Bug 6364 - Russian UTF-8 in TextCat
Summary: Russian UTF-8 in TextCat
Status: NEW
Alias: None
Product: Spamassassin
Classification: Unclassified
Component: Plugins (show other bugs)
Version: 3.3.0
Hardware: All All
: P5 major
Target Milestone: Undefined
Assignee: SpamAssassin Developer Mailing List
URL:
Whiteboard:
Keywords:
Depends on: 7816
Blocks:
  Show dependency tree
 
Reported: 2010-03-04 10:17 UTC by Mike Stupalov
Modified: 2020-05-14 14:09 UTC (History)
4 users (show)



Attachment Type Modified Status Actions Submitter/CLA Status
Another Russian UTF-8 spam application/mbox None jidanni@jidanni.org [NoCLA]

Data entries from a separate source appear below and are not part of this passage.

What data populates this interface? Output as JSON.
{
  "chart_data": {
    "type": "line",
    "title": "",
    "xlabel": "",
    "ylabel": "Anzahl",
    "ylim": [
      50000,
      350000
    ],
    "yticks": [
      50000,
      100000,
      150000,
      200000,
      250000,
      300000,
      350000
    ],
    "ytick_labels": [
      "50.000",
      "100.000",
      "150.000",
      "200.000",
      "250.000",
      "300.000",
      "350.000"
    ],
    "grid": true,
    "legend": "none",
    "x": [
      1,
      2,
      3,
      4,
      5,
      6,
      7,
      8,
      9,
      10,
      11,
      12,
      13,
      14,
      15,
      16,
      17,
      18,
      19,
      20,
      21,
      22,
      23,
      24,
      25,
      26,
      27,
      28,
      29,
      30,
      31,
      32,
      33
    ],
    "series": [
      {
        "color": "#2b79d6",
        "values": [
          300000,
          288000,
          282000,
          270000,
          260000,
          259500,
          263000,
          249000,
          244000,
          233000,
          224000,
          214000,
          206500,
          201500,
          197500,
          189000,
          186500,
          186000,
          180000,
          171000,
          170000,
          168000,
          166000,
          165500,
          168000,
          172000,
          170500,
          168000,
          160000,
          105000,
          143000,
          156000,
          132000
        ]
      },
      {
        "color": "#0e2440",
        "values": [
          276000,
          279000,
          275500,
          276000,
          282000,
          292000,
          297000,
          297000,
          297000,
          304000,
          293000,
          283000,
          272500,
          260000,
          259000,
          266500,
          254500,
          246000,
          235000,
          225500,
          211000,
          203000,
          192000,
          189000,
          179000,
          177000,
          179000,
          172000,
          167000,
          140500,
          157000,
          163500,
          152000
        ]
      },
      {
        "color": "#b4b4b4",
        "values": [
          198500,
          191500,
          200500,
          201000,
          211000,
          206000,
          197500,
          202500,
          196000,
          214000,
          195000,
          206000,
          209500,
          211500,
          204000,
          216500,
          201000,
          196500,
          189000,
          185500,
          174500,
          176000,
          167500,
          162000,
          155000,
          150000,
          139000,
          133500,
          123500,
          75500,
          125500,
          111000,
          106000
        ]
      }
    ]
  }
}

Note You need to log in before you can comment on or make changes to this bug.
Description Mike Stupalov 2010-03-04 10:17:19 UTC
Please add support UTF-8 encoding for russian language in Textcat. Without it do not work valuably definition of Russian language and "normalize_charset".

For problem solution it is necessary to add a file ru.utf-8.lm in source.
This file called ru-utf8.lm, is accessible by link:
http://trac.greenstone.org/browser/main/trunk/greenstone2/perllib/textcat

(In the same place there are some refreshed files for other languages.)

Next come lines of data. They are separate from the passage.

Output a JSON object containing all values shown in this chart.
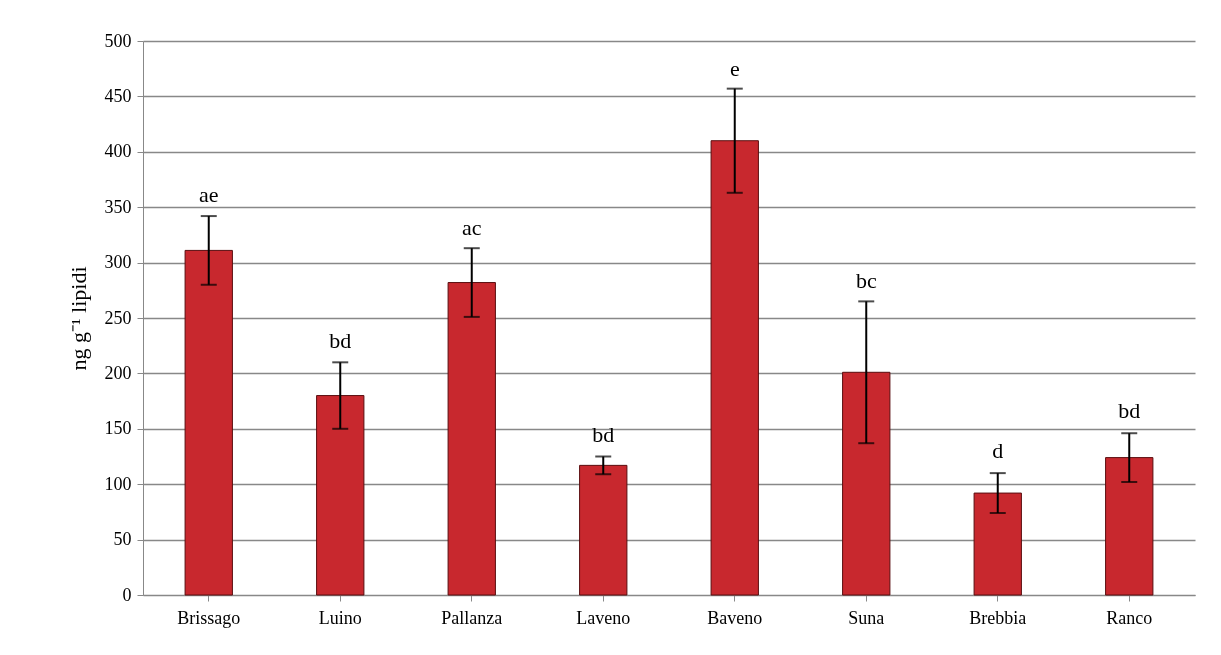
{
  "chart_data": {
    "type": "bar",
    "ylabel": "ng g⁻¹ lipidi",
    "categories": [
      "Brissago",
      "Luino",
      "Pallanza",
      "Laveno",
      "Baveno",
      "Suna",
      "Brebbia",
      "Ranco"
    ],
    "values": [
      311,
      180,
      282,
      117,
      410,
      201,
      92,
      124
    ],
    "errors": [
      31,
      30,
      31,
      8,
      47,
      64,
      18,
      22
    ],
    "color": "#c8282e",
    "ylim": [
      0,
      500
    ],
    "yticks": [
      0,
      50,
      100,
      150,
      200,
      250,
      300,
      350,
      400,
      450,
      500
    ],
    "grid": "y",
    "annotations": [
      {
        "text": "ae",
        "x": "Brissago",
        "y": 343
      },
      {
        "text": "bd",
        "x": "Luino",
        "y": 211
      },
      {
        "text": "ac",
        "x": "Pallanza",
        "y": 313
      },
      {
        "text": "bd",
        "x": "Laveno",
        "y": 126
      },
      {
        "text": "e",
        "x": "Baveno",
        "y": 457
      },
      {
        "text": "bc",
        "x": "Suna",
        "y": 265
      },
      {
        "text": "d",
        "x": "Brebbia",
        "y": 112
      },
      {
        "text": "bd",
        "x": "Ranco",
        "y": 148
      }
    ]
  }
}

P.S. This problem with russian language very old and unpleasant, I think all Russian-speaking community will tell for this small file of thanks :)
Comment 1 Mike Stupalov 2010-03-04 11:05:32 UTC
In the repository specified above added utf-8 textcat models for russian, french, spanish, italian and chinese.
Comment 2 Henrik Krohns 2010-03-04 11:13:54 UTC
Also notice my bug.

https://issues.apache.org/SpamAssassin/show_bug.cgi?id=6229

TextCat is currently broken case and encoding wise. It should be completely revamped.
Comment 3 jidanni 2020-05-14 14:08:34 UTC
Created attachment 5702 [details]
Another Russian UTF-8 spam

Take the attached obviously Russian message "a".

Well no matter normalize_charset 0 or 1 (it's UTF-8 anyway) we get the same

X-Spam-Textcatresults: zh.gb2312:149533(1.00) zh.big5:151313(1.01)
	ko:152101(1.02) ja.shift-jis:152161(1.02) th:152504(1.02)
	ja.euc-jp:152931(1.02) hy:152988(1.02) ar.iso-8859-6:153918(1.03)
	am.utf-8:154133(1.03) ta:154349(1.03) mr:155147(1.04) hi:155343(1.04)
	ru.iso-8859-5:156383(1.05) uk.koi8-r:156736(1.05) vi:156983(1.05)
	ka:157040(1.05) bg.iso-8859-5:157425(1.05) ru.koi8-r:157592(1.05)
	ar.windows-1256:157731(1.05) pl:158285(1.06)

Why is ar.windows-1256 even tied with Russian?